I almost cried in here while I waited. I’m not sure if it was the moments left alone, the cancer pamphlets to the side of the empty guest chair, but I was scared to death. I filled the void singing a song I love…and before I knew it, the doctor came in. He quickly completed the ultrasound, and shared that I appeared to have a small liquid-filled cyst on my left breast. He said no action was needed, except to come back next May.
I seriously could have hugged him during COVID. I just met him like six minutes prior, but he was instantly my favorite and I’m so grateful for his expertise, his review, and his reassurance. Literally, the best news of the month.
WHAT I KNOW
- Not everybody walks out with good news. I am ETERNALLY grateful for my little fluid-filled cyst.

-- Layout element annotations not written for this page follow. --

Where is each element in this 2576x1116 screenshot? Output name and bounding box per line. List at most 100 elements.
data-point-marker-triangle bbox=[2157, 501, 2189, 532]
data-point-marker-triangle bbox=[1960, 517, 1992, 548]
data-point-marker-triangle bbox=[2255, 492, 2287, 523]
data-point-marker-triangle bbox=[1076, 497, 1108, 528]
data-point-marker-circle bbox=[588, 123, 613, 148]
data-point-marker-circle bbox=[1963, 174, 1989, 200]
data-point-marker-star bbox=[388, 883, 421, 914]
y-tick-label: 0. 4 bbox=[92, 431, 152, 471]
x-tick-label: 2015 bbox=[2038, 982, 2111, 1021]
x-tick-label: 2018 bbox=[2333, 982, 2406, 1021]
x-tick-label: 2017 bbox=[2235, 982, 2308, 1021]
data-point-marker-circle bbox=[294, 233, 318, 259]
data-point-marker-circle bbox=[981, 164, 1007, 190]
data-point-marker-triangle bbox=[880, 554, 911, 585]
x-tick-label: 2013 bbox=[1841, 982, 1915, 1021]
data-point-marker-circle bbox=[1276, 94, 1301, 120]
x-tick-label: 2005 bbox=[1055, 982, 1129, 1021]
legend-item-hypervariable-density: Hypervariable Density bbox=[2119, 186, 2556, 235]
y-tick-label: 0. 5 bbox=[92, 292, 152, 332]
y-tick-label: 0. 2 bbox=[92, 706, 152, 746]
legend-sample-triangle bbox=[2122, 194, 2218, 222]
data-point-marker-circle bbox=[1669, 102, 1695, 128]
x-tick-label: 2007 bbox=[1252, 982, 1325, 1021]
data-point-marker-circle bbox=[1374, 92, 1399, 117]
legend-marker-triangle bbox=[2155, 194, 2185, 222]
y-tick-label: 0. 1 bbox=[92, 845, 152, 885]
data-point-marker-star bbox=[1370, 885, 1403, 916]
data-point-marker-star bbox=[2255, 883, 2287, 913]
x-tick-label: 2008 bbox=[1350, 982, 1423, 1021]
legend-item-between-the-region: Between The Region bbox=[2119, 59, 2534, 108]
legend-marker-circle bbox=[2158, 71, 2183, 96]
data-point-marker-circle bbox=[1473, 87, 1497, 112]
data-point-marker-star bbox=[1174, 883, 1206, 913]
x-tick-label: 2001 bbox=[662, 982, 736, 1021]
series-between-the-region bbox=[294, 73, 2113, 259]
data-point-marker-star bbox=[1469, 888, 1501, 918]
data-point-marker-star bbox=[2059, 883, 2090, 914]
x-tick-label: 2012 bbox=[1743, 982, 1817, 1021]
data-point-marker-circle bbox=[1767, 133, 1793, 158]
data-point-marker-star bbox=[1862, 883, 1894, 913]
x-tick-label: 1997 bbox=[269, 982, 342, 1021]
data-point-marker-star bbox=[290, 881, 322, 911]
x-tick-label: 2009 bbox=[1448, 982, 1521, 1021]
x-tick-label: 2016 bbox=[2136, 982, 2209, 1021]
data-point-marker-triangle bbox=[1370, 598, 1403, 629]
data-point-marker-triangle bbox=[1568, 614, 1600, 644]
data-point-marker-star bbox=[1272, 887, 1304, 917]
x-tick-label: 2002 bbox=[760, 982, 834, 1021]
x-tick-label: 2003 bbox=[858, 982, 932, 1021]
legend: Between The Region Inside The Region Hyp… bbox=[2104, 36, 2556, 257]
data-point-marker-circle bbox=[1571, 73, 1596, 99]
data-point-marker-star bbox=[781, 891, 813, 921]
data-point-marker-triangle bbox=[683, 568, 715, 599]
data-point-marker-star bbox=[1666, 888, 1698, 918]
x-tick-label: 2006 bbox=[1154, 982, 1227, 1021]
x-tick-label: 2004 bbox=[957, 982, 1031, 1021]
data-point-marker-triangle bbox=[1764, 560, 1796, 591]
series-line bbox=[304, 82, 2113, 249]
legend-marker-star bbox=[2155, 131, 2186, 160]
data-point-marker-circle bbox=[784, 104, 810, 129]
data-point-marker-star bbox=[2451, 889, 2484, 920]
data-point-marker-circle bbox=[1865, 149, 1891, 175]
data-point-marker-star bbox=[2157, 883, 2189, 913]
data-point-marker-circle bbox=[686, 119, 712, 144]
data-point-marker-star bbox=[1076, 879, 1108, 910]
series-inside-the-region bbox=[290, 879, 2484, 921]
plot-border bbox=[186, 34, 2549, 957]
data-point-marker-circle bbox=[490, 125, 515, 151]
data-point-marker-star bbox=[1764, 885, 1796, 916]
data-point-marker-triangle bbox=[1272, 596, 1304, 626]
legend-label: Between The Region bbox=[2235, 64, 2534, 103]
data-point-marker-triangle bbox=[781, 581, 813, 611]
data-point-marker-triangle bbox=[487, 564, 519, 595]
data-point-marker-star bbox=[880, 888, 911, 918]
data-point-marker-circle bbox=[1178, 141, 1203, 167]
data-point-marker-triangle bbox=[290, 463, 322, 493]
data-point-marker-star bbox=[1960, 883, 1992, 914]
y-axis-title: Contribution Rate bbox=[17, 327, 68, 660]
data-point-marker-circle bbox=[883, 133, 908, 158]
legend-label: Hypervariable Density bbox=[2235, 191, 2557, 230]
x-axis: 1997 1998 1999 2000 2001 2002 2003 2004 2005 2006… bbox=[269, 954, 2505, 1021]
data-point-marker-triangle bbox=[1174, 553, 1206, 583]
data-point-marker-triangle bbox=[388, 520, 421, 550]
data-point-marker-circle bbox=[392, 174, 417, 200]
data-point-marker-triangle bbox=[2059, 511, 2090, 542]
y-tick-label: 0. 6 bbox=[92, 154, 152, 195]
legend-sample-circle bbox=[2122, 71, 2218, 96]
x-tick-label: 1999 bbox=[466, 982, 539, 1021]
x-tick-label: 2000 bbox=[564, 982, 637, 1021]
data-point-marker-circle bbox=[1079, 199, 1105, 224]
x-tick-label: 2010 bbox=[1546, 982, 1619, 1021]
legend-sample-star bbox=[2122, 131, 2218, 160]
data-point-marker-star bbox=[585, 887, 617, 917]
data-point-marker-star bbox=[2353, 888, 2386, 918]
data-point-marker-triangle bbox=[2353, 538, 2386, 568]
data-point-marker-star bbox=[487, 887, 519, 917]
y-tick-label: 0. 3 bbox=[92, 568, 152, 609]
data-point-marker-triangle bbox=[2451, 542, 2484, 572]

- Always ask if they have an earlier appointment. If you can avoid putting yourself through extra stress, it’s worth it. I also convinced myself that if this was something, I could get it treated even quicker.
- Never underestimate the support you have. My friends SHOWED UP yesterday. Even socially distanced, I had offers to drive me. I had text support available throughout the morning. Instagram messages of support. Good vibes were showing up in bulk and giving me courage to walk back into that center with confidence.
- Getting an annual mammogram is important. I snuck this appointment in before my insurance runs out at the end of the month. Just like my eye appointments and dentist appointments, I do this yearly. You should too (and at the frequency recommended by your physician based upon family history.)
- I have a lot of work to do. I wrote this morning of a lot of dreams that I want to achieve. Well, y’all… it’s go-time, and I am so grateful for that.
- I had FOUR FRIENDS tell me they’d recently been through this. I thought my story was so unique, but quickly realized that this is another one of those things that no one talks about… which is why I’m sharing today.